I think the cool thing about Washington DC is that it has such a wide and diverse array of cuisines. I think at first, I was a little skeptical of DC because of its relatively small size to New York City. (Yes, I am aware that I sound obnoxious! But that’s really how I feel-what can I do?) But so far, I’ve tried three different cuisines that I’ve never had before in the span of a month and a half: Filipino food, Laotian food, and Ethiopian food. All of these restaurants were located in a neighborhood called Columbia Heights.
Columbia Heights is interesting because it is a place that is becoming gentrified, but is not totally gentrified yet. It reminds me a lot of my hometown, Queens. On one hand, I pride being from Queens because of its multitude of delicious and authentic ethnic cuisines, but it is sad to watch my home become homes to swanky new restaurants and rich, white Americans looking to capitalize on “cheaper” housing.
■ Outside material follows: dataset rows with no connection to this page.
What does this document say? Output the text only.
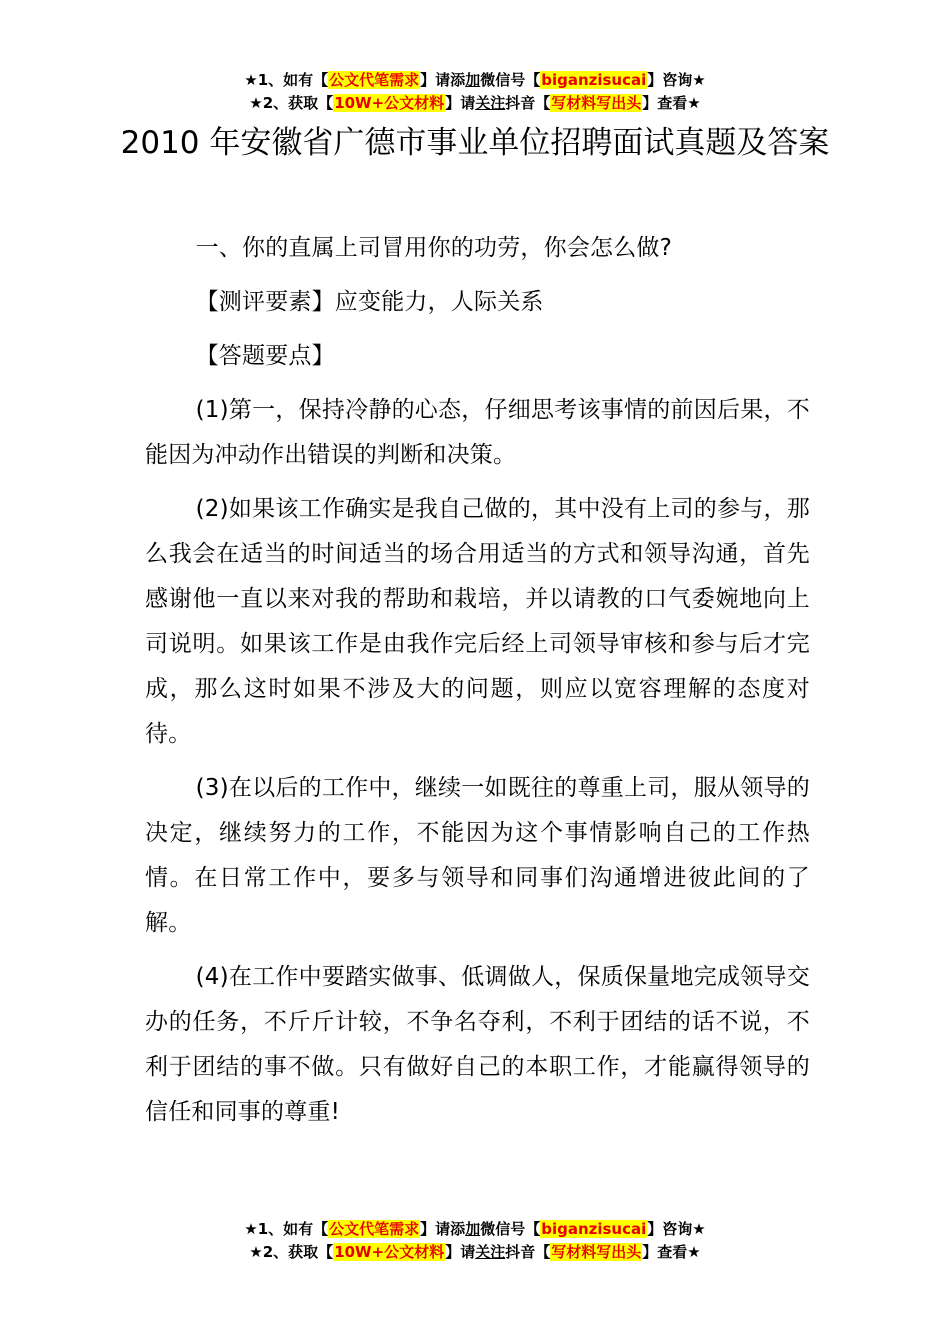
★1、如有【公文代笔需求】请添加微信号【biganzisucai】咨询★
★2、获取【10W+公文材料】请关注抖音【写材料写出头】查看★
2010 年安徽省广德市事业单位招聘面试真题及答案

一、你的直属上司冒用你的功劳，你会怎么做?

【测评要素】应变能力，人际关系

【答题要点】

(1)第一，保持冷静的心态，仔细思考该事情的前因后果，不能因为冲动作出错误的判断和决策。

(2)如果该工作确实是我自己做的，其中没有上司的参与，那么我会在适当的时间适当的场合用适当的方式和领导沟通，首先感谢他一直以来对我的帮助和栽培，并以请教的口气委婉地向上司说明。如果该工作是由我作完后经上司领导审核和参与后才完成，那么这时如果不涉及大的问题，则应以宽容理解的态度对待。

(3)在以后的工作中，继续一如既往的尊重上司，服从领导的决定，继续努力的工作，不能因为这个事情影响自己的工作热情。在日常工作中，要多与领导和同事们沟通增进彼此间的了解。

(4)在工作中要踏实做事、低调做人，保质保量地完成领导交办的任务，不斤斤计较，不争名夺利，不利于团结的话不说，不利于团结的事不做。只有做好自己的本职工作，才能赢得领导的信任和同事的尊重!

★1、如有【公文代笔需求】请添加微信号【biganzisucai】咨询★
★2、获取【10W+公文材料】请关注抖音【写材料写出头】查看★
Columbia Heights is exactly that: on one street, you can see a local DC version of a NY bodega and next to it, you can see a hot new yoga studio that advertises a class for $75. On one street, all you will see are black and brown faces, and then on the next block, they are young, white professionals. The juxtaposition was a bit spooky, for sure.
Washington DC is notorious for its rapid gentrification. I can’t help but think about this a lot and even feel guilty about it. Coming from a neighborhood that is victim to gentrification in New York, I can’t help but feel hypocritical for encroaching on a city that I know nothing about. Sure, it’s not invalid of me to look for cheap housing as a student that makes virtually no money– but at the same time, I wonder if there is a way I can be more mindful about the space I take up in a city I am an outsider to. Is a solution to this even viable? I don’t know. But these are questions I ask myself, especially because the possibility of me living in Washington DC post-grad is very likely.